Green Michael, Ohlsson Mattias, Forberg Jakob Lundager, Björk Jonas, Edenbrandt Lars, Ekelund Ulf
Department of Theoretical Physics, Lund University, Lund, Sweden.
J Electrocardiol. 2007 Jul;40(3):251-6. doi: 10.1016/j.jelectrocard.2006.12.011. Epub 2007 Feb 8.
The purpose of this study was to determine which leads in the standard 12-lead electrocardiogram (ECG) are the best for detecting acute coronary syndrome (ACS) among chest pain patients in the emergency department.
Neural network classifiers were used to determine the predictive capability of individual leads and combinations of leads from 862 ECGs from chest pain patients in the emergency department at Lund University Hospital.

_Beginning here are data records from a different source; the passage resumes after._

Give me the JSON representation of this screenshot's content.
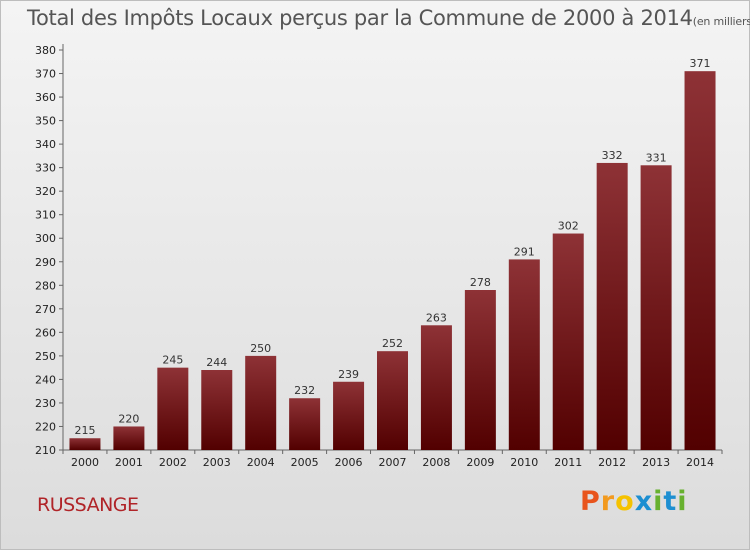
{
  "chart_data": {
    "type": "bar",
    "title": "Total des Impôts Locaux perçus par la Commune de 2000 à 2014",
    "unit_note": "(en milliers d'€)",
    "categories": [
      "2000",
      "2001",
      "2002",
      "2003",
      "2004",
      "2005",
      "2006",
      "2007",
      "2008",
      "2009",
      "2010",
      "2011",
      "2012",
      "2013",
      "2014"
    ],
    "values": [
      215,
      220,
      245,
      244,
      250,
      232,
      239,
      252,
      263,
      278,
      291,
      302,
      332,
      331,
      371
    ],
    "ylim": [
      210,
      380
    ],
    "yticks": [
      210,
      220,
      230,
      240,
      250,
      260,
      270,
      280,
      290,
      300,
      310,
      320,
      330,
      340,
      350,
      360,
      370,
      380
    ],
    "grid": false,
    "xlabel": "",
    "ylabel": "",
    "bar_color": "#7a1a1e"
  },
  "commune_name": "RUSSANGE",
  "brand": {
    "letters": [
      "P",
      "r",
      "o",
      "x",
      "i",
      "t",
      "i"
    ],
    "colors": [
      "#e8541c",
      "#f29a1f",
      "#f5c200",
      "#1d8fd1",
      "#68b12f",
      "#1d8fd1",
      "#68b12f"
    ]
  }
}
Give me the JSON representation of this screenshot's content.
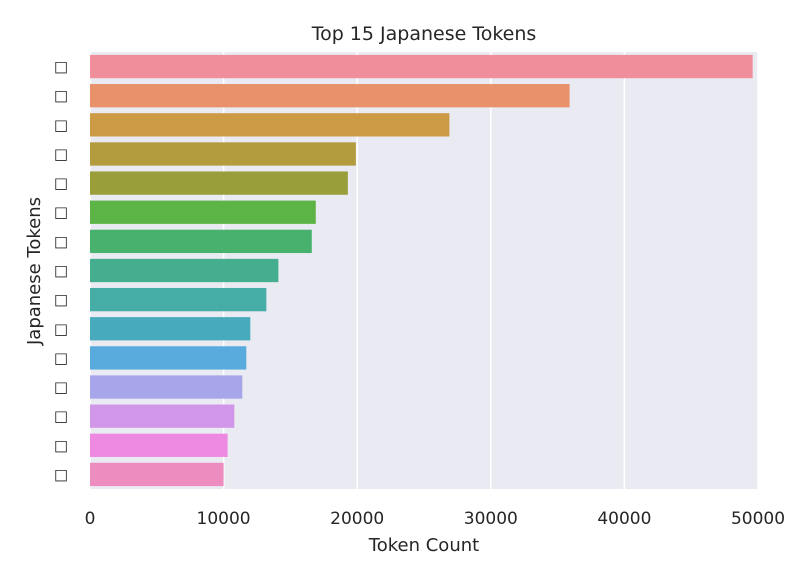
{
  "chart_data": {
    "type": "bar",
    "orientation": "horizontal",
    "title": "Top 15 Japanese Tokens",
    "xlabel": "Token Count",
    "ylabel": "Japanese Tokens",
    "categories": [
      "□",
      "□",
      "□",
      "□",
      "□",
      "□",
      "□",
      "□",
      "□",
      "□",
      "□",
      "□",
      "□",
      "□",
      "□"
    ],
    "values": [
      49600,
      35900,
      26900,
      19900,
      19300,
      16900,
      16600,
      14100,
      13200,
      12000,
      11700,
      11400,
      10800,
      10300,
      10000
    ],
    "xlim": [
      0,
      50000
    ],
    "xticks": [
      0,
      10000,
      20000,
      30000,
      40000,
      50000
    ],
    "xtick_labels": [
      "0",
      "10000",
      "20000",
      "30000",
      "40000",
      "50000"
    ],
    "grid": true,
    "background": "#eaeaf2",
    "colors": [
      "#f08f9b",
      "#e9916a",
      "#cc9a45",
      "#b29c3e",
      "#999e3b",
      "#5db446",
      "#48b16d",
      "#45ae8f",
      "#45aca6",
      "#47abbd",
      "#5aabdd",
      "#a8a6eb",
      "#d296e9",
      "#ed89e1",
      "#ed8cbf"
    ]
  }
}
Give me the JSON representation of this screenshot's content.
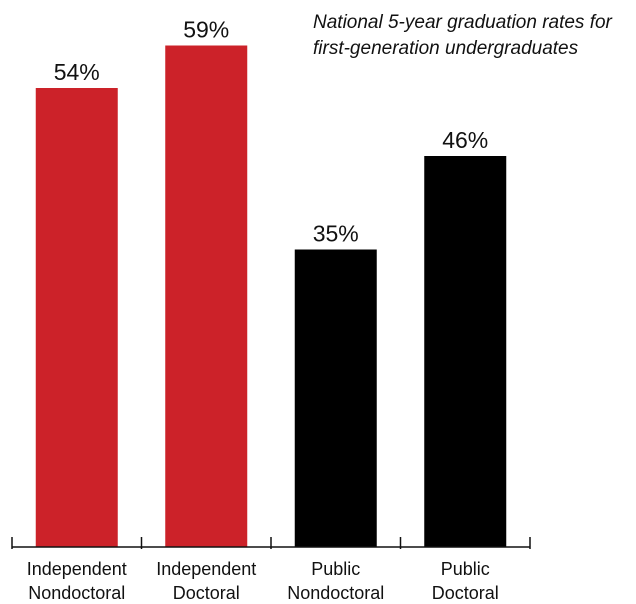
{
  "chart_data": {
    "type": "bar",
    "title_lines": [
      "National 5-year graduation rates for",
      "first-generation undergraduates"
    ],
    "categories": [
      [
        "Independent",
        "Nondoctoral"
      ],
      [
        "Independent",
        "Doctoral"
      ],
      [
        "Public",
        "Nondoctoral"
      ],
      [
        "Public",
        "Doctoral"
      ]
    ],
    "values": [
      54,
      59,
      35,
      46
    ],
    "value_labels": [
      "54%",
      "59%",
      "35%",
      "46%"
    ],
    "colors": [
      "#cc2229",
      "#cc2229",
      "#000000",
      "#000000"
    ],
    "ylim": [
      0,
      65
    ],
    "grid": false,
    "legend": "none"
  }
}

The best individual lead was aVL, with an area under the receiver operating characteristic curve of 75.5%. The best 3-lead combination was III, aVL, and V2, with a receiver operating characteristic area of 82.0%, compared with the 12-lead ECG performance of 80.5%.
Our results indicate that leads III, aVL, and V2 are sufficient for computerized prediction of ACS. The present results are likely important in situations where the 12-lead ECG is impractical and for the creation of clinical decision support systems for ECG prediction of ACS.
本研究旨在确定在急诊科胸痛患者中,标准12导联心电图(ECG)的哪些导联最适合检测急性冠状动脉综合征(ACS)。
使用神经网络分类器来确定来自隆德大学医院急诊科胸痛患者的862份心电图中各个导联及导联组合的预测能力。
最佳的单个导联是aVL,其受试者工作特征曲线下面积为75.5%。最佳的三导联组合是III、aVL和V2,受试者工作特征面积为82.0%,而12导联心电图的表现为80.5%。
我们的结果表明,III、aVL和V2导联足以用于ACS的计算机化预测。目前的结果在12导联心电图不实用的情况下以及创建用于ACS心电图预测的临床决策支持系统方面可能具有重要意义。